Activités de SIPAZ (Mars – Mai 2002)
28/06/2002SYNTHÈSE : Actions Recommandées
27/12/2002INFORMATION COMPLEMENTAIRE : La Cour Suprême de Justice de la Nation rejette les demandes présentées par les peuples indigènes contre la réforme constitutionnelle
« Nous avons lutté beaucoup, mais nous avons peu avancé. Nous avons frappé à de nombreuses portes aux niveaux de l’état, fédéral et même international, mais ils nous ont fait peu de cas. Pourquoi les autorités ne nous prennent-elles pas en compte ? Les membres de nos communautés nous demandent : pourquoi allons-nous en ville si elles ne nous feront pas cas ? A partir de quand se décideront-elles à nous écouter ? Ou bien est-il nécessaire que l’EZLN se soulève à nouveau pour qu’elles nous écoutent ?
(Autorités indigènes réunies à Mexico le 12 septembre 2002)
Le 6 septembre, un an après les avoir reçues, la Suprême Cour de Justice de la Nation (SCJN) a décidé de déclarer irrecevables les controverses constitutionnelles présentées par différentes municipalités indigènes contre la procédure de la réforme constitutionnelle en matière de droits indigènes (voir Actualité dans ce bulletin).
Ce verdict est selon la Cour basé sur l’article 105 constitutionnel, fraction I, qui établit la compétence de la SCJN en matière de controverses constitutionnelles: cet article ne permet pas à l’organe de justice maximum de réviser les processus de réforme constitutionnelle vu que l’organe réformateur n’est pas de la même nature que ceux qui réalisent les fonctions de gouvernement, ceci en dépit du fait qu’il est formé par le Congrès fédéral et les législations des différents états. En bref, la Cour considère qu’elle n’a pas la faculté de juger le caractère constitutionnel des réformes à la Constitution émanant du Pouvoir législatif.
Les réactions
Les réactions ne se sont pas fait attendre. Des organisations indigènes du Chiapas ont exprimé leur profonde déception face au verdict. Dans une déclaration conjointe, ils ont affirmé : « …à nouveau nous sommes exclus. Nous ne sommes rien pour eux (…) aucun des trois pouvoirs ne nous écoute ni ne comprend notre lutte et ils ont fermé les portes à une justice avec paix et dignité. Et l’état mexicain se préoccupe seulement pour les intérêts des grandes transnationales et par le Plan Puebla-Panamá ».
Du 6 septembre à ce jour, les organisations indigènes ont réalisé des actions de protestation locales et nationales de manière pacifique: marches, barrages, sit in, actes publics et rencontres, qui ont généralement été ignorées par les médias. Dans tous les cas, l’accent a été mis sur la décision de ne pas reconnaître la réforme indigène et d’exercer l’autonomie qu’on leur nie par la voie des faits.

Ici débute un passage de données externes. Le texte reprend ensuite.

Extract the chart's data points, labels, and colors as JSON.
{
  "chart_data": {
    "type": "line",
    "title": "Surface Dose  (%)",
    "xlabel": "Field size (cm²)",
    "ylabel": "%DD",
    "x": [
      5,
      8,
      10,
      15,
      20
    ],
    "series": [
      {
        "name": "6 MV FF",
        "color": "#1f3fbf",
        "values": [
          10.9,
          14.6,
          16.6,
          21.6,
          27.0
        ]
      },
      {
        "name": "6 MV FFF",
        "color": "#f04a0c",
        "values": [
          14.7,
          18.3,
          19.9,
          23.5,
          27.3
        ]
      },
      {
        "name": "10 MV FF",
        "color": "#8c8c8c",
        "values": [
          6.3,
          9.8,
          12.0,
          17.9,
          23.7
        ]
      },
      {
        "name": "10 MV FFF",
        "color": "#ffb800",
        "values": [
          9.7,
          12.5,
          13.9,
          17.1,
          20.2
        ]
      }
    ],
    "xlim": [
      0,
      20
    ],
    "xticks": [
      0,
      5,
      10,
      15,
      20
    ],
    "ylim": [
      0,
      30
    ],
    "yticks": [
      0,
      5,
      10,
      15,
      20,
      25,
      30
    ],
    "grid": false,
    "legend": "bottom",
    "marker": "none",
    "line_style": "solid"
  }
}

Les principales concentrations ont été la Rencontre Nationale des Peuples Indiens (Chilpancingo, Guerrero , le 12 et 13 septembre) et le IIIème Forum National pour la Défense de la Médecine Traditionelle (Atlapulco, état de Mexico, du 14 au 16 septembre). Durant la première, 200 représentants de 36 organisations ont convoqué les Indiens à s’articuler en un ample mouvement et à entreprendre des initiatives conjointes permettant l’exercice direct de l’autonomie. Ils ont également invité la société civile à participer dans un même effort pour un projet de nation plurielle et démocratique. Lors du second événement, environ 500 délégués de 29 peuples indiens ont rendu publique la Première Déclaration de M’enhuani reconnaissant les Accords de San Andrés comme la seule loi en matière indigène. Ils ont également appelé les peuples indiens à fortifier toutes les expressions d’autonomie dans les différentes régions du pays.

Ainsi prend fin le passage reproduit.